The average age of a baseball fan is 57. A summer without baseball will be a kiss of death for youth participation — something that’s already been decimated by the wealthy, elite youth travel circuits. Most kids already can’t play organized ball, and now they’re going an entire summer without seeing it on TV. Do you really think that they’ll just pick up where they left off after a year without the sport? There are simply too many other options. Baseball has hobbled itself in the five-party race for popularity.

Will they ever look down and see that they’re bleeding?

This is not a eulogy. This is not a funeral dirge. I think we’re all way too wise to play the death march for a $10 billion company. But this does feel like an end of some sort — the end of three decades spent rebuilding collegiality between owners and players for sure, and perhaps the end of an era of the game that carried us through tragedies and triumphs and from one way of life to another.

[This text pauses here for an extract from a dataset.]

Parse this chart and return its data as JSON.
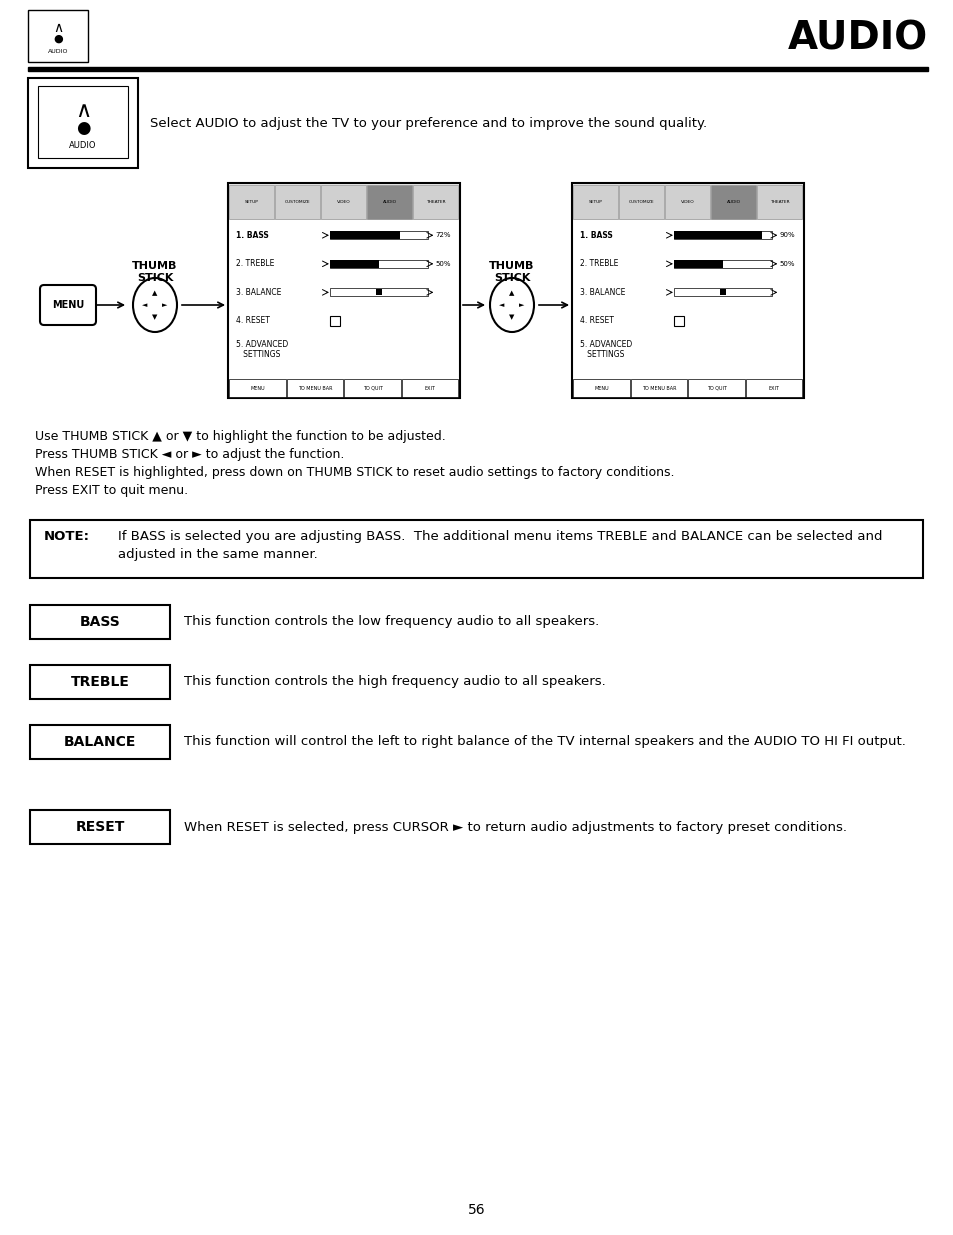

Worst of all though, this is the end of a generation’s collective innocence as baseball fans. Our coming-of-age story has reached its final chapter. The romance has been sapped from the dirt and grass between the foul lines. The mystique of a ballpark is gone, replaced with the dark, wilted glow of doubt and cynicism. The game that drew us in as toddlers, that brought us closer to relatives past and present, that runs through our veins instead of blood for six months a year, now seems fundamentally different than it did last year. And it’s gonna take much more than a couple of longballs to bring it back.

We’ve been tricked into thinking that competency is a requirement. MLB came along with that brand-new set of cards, betting us that they’ll figure everything out.

Well, guess what? We’ve got cider in our ears.